Who You Think I Am
Divorced, middle-aged French literature professor Claire Millaud (Juliette Binoche) is frustrated one day when her younger lover’s roommate Alex (François Civil, "Frank") picks up the phone and jokingly keeps her from talking to Ludo (Guillaume Gouix), who’s been keeping her at arm’s length of late. Claire creates a fake persona, Clara, on Facebook using a picture of a twenty-four year-old, to connect to Alex to spy on Ludo, but their connection takes a passionate turn in “Who You Think I Am.”
Laura's Review: B+
Featuring a bruised and vulnerable performance from the estimable Binoche, cowriter (with Julie Peyr)/director Safy Nebbou, adapting Camille Laurens' novel, uses a non-linear structure and third act piece of fiction to keep us off balance, like a magician’s sleight of hand. The film, which begins as a middle-aged woman’s catfishing expedition as related to therapist Dr. Catherine Bormans (Nicole Garcia), becomes something far more disturbing and devastating as Claire opens up along with Nebbou’s aperture.
At first, Claire appears to be taking mischievous jealousy a little too far, smiling inwardly as she creates ‘Clara.’ Having learned Alex is a photographer, she makes her move by complimenting his work and is granted ‘friendship.’ It’s no surprise that she finds a number of pictures featuring Ludo with a younger woman, but it is a surprise at how quickly and strongly she bonds with Alex, who tells her she’s intriguing, despite or maybe because of her sometimes curious (i.e., age appropriate) phrasing, and keeps pushing for more. Soon they’re engaging in hot and heavy phone sex and Claire is asking if Alex will ‘still love me when I’m old.’
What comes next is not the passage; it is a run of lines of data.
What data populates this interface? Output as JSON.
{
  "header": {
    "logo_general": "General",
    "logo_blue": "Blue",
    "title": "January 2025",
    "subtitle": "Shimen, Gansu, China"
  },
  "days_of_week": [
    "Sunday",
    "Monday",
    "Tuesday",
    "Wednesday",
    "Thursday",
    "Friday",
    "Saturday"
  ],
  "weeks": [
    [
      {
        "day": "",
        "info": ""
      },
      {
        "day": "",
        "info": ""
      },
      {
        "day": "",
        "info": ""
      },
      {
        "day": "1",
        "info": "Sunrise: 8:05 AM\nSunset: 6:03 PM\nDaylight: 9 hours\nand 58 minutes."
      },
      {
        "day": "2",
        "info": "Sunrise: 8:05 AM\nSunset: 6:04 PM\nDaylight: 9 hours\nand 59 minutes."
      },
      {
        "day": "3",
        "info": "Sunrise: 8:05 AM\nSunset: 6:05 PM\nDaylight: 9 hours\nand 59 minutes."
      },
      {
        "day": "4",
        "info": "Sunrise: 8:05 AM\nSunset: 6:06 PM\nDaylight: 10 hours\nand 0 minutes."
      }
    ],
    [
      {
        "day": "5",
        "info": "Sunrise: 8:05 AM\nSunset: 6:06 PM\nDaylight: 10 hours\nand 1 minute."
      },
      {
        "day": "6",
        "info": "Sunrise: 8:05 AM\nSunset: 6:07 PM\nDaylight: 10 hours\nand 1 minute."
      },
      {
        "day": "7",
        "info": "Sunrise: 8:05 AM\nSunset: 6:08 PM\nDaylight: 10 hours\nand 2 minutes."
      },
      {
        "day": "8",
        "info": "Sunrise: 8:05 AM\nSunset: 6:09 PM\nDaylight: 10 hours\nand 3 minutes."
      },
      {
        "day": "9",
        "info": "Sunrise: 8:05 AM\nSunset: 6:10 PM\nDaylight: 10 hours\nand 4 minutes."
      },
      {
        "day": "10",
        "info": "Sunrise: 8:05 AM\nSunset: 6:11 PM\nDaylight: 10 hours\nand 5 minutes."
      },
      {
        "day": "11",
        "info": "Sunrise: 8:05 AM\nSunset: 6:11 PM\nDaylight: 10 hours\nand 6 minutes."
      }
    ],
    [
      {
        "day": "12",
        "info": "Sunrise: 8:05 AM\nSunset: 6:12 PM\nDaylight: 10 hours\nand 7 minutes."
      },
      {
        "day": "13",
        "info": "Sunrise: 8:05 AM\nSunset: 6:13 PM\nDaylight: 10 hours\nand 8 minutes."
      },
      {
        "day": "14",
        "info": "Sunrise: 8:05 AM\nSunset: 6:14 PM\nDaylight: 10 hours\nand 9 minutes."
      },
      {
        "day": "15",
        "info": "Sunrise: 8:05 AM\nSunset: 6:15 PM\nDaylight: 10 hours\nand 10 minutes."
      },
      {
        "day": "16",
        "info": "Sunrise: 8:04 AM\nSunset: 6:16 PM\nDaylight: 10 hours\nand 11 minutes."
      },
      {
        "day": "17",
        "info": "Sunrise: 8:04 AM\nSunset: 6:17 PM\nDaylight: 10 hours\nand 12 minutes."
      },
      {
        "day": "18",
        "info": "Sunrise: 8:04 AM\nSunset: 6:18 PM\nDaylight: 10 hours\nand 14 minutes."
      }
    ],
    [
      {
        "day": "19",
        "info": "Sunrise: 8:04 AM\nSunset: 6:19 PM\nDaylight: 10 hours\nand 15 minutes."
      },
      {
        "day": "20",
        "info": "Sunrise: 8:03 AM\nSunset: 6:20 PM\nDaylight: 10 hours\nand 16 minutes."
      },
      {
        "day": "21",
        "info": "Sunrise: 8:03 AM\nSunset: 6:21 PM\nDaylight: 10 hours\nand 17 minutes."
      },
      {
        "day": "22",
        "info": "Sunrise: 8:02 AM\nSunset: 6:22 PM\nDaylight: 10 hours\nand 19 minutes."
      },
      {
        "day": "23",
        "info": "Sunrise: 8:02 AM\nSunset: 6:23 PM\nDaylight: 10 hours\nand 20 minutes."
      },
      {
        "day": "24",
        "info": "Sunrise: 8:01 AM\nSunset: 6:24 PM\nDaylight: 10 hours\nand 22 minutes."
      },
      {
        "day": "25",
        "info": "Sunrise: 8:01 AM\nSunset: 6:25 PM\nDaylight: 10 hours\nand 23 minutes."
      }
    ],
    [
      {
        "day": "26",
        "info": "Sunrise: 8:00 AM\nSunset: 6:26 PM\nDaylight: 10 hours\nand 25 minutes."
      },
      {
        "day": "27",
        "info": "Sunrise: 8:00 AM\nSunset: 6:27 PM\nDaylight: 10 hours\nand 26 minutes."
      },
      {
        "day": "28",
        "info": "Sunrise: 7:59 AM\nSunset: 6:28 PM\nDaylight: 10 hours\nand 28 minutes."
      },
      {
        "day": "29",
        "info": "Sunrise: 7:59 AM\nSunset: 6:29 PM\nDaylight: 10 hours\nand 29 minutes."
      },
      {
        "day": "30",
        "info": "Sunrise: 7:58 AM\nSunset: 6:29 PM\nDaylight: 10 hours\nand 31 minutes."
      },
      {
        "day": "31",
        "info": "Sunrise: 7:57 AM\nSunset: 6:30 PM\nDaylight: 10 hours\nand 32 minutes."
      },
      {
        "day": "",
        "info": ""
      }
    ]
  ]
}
When Alex informs ‘Clara’ he’ll be leaving for two months in Goa, she frets, but as he points out, this should have little impact on their relationship as they’ve never met face to face. Absence nonetheless makes the heart grow fonder and Alex insists on meeting up upon his return. Claire stands right in front of the young man who peers in every direction but hers, proving her point about the invisibility of older women. Around this time, one begins to notice that Bormans seems to ask more questions than the average therapist, almost as if she’s conducting an investigation rather than allowing her patient to find her own way. To say more would spoil the film’s many surprising, even shocking revelations.
On the surface, “Who You Think I Am” is a game of cat and mouse, Claire hiding behind her fake persona. But the professor who is teaching her students such works as ‘Les Liaisons dangereuses’ is rebounding from more romantic betrayals than Ludo’s callousness, her therapy sessions intensifying along with her psychological profile. Nebbou uses the reflective properties of large glass windows to underscore Claire’s double persona, also isolating her in a glass tube overlooking Paris in a dramatic drone shot at a climactic moment. Doubling also occurs in more fantastical elements, like a car which overtakes Claire and Alex in her imagined version of events.
Binoche is extraordinary, conveying both Claire’s fragile emotions and fear of aging as well as her ripe sexuality. She’s well supported, Garcia’s probing both pointed and compassionate; Civil’s Alex curious, intelligent and empathetic as well as desirable. The film is buoyed by a lush, tragically tinged romantic orchestral score by Ibrahim Maalouf ("Yves Saint Laurent") and Nebbou wraps with a deliciously ambiguous ending. “Who You Think I Am” is provocative, adult entertainment.
Robin's Review: B
Cohen Media releases "Who You Think I Am" in theaters on 9/3/2021.